Na ata da reunião de janeiro, o Copom havia sinalizado a intenção de iniciar cortes na Selic em março. No entanto, o início do conflito envolvendo Estados Unidos, Israel e Irã colocou em dúvida a magnitude do ajuste, levando algumas instituições financeiras a considerar até o adiamento da redução.
Segundo a edição mais recente do boletim Focus, que reúne projeções de analistas do mercado financeiro, a expectativa é de um corte de 0,25 ponto percentual, reduzindo a Selic para 14,75% ao ano. Antes da escalada do conflito no Oriente Médio, o mercado estimava um recuo de 0,5 ponto.
Inflação
O comportamento da inflação segue incerto. A prévia do Índice Nacional de Preços ao Consumidor Amplo-15 (IPCA-15) acelerou para 0,7% em fevereiro, pressionada por despesas com educação, mas o indicador acumulado em 12 meses recuou para 3,81%, abaixo de 4% pela primeira vez desde maio de 2024.
O boletim Focus elevou a projeção de inflação para 2026, de 3,8% para 4,1%, citando impacto do conflito no Oriente Médio. Esse percentual fica próximo ao limite superior do intervalo de tolerância do sistema de meta contínua, cujo centro é 3% e o intervalo de tolerância é de 1,5 ponto percentual para cima ou para baixo (ou seja, 1,5% a 4,5%).

Taxa Selic
A taxa Selic serve como referência nas negociações de títulos públicos no Sistema Especial de Liquidação e Custódia e influencia as demais taxas da economia. É o principal instrumento do Banco Central para controlar a inflação.

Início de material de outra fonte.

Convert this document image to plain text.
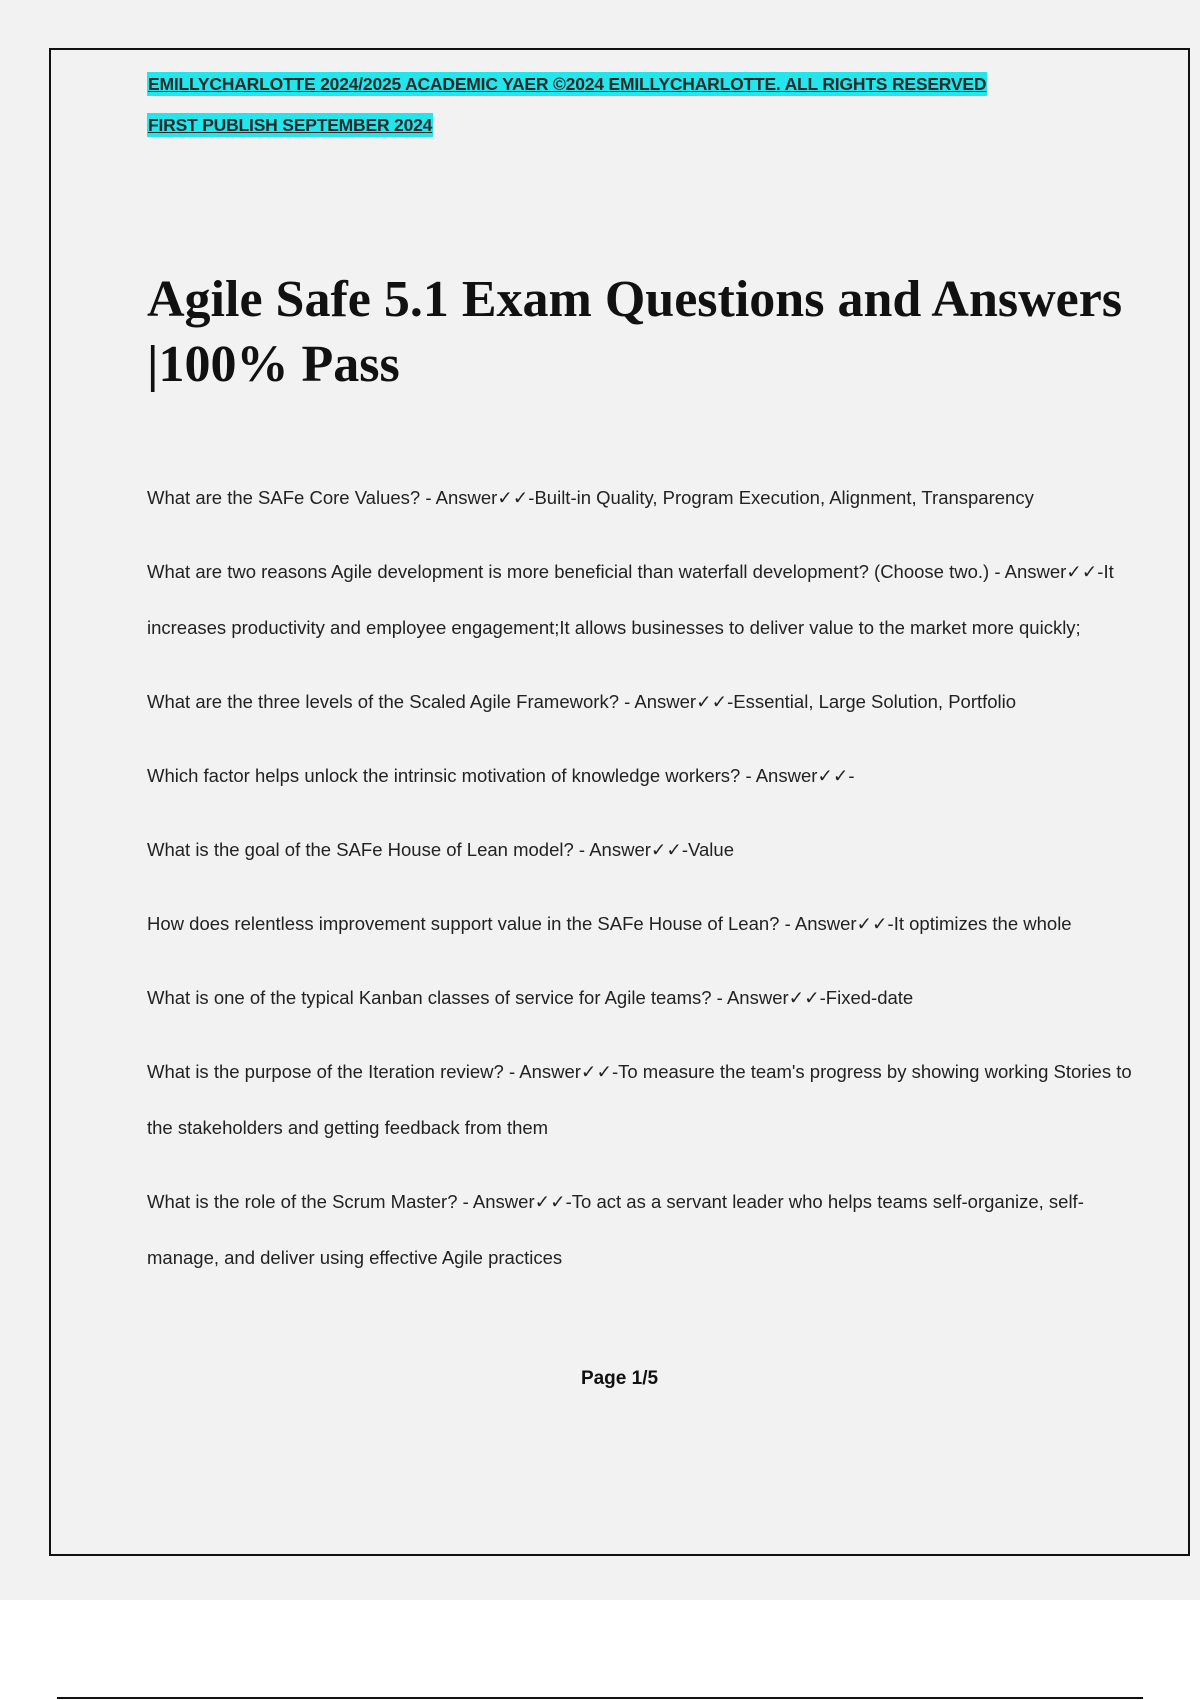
EMILLYCHARLOTTE 2024/2025 ACADEMIC YAER ©2024 EMILLYCHARLOTTE. ALL RIGHTS RESERVED
FIRST PUBLISH SEPTEMBER 2024
Agile Safe 5.1 Exam Questions and Answers |100% Pass
What are the SAFe Core Values? - Answer✓✓-Built-in Quality, Program Execution, Alignment, Transparency
What are two reasons Agile development is more beneficial than waterfall development? (Choose two.) - Answer✓✓-It increases productivity and employee engagement;It allows businesses to deliver value to the market more quickly;
What are the three levels of the Scaled Agile Framework? - Answer✓✓-Essential, Large Solution, Portfolio
Which factor helps unlock the intrinsic motivation of knowledge workers? - Answer✓✓-
What is the goal of the SAFe House of Lean model? - Answer✓✓-Value
How does relentless improvement support value in the SAFe House of Lean? - Answer✓✓-It optimizes the whole
What is one of the typical Kanban classes of service for Agile teams? - Answer✓✓-Fixed-date
What is the purpose of the Iteration review? - Answer✓✓-To measure the team's progress by showing working Stories to the stakeholders and getting feedback from them
What is the role of the Scrum Master? - Answer✓✓-To act as a servant leader who helps teams self-organize, self-manage, and deliver using effective Agile practices
Page 1/5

O BC atua diariamente com operações de mercado aberto — comprando e vendendo títulos públicos federais — para manter a taxa próxima ao valor fixado nas reuniões do Copom. A elevação da Selic tende a conter demanda e desacelerar preços pela elevação do custo do crédito, enquanto cortes na taxa costumam baratear o crédito, estimular produção e consumo e afrouxar o aperto monetário.
O Copom se reúne a cada 45 dias. No primeiro dia do encontro são apresentadas análises técnicas sobre as perspectivas das economias brasileira e mundial e do mercado financeiro; no segundo dia, os membros da diretoria do BC deliberam sobre a trajetória da Selic.
No último Relatório de Política Monetária, divulgado no fim de dezembro, o Banco Central manteve a projeção de que o IPCA encerraria 2026 em 3,5%, estimativa que deverá ser revista; a próxima edição do documento será publicada no fim de março.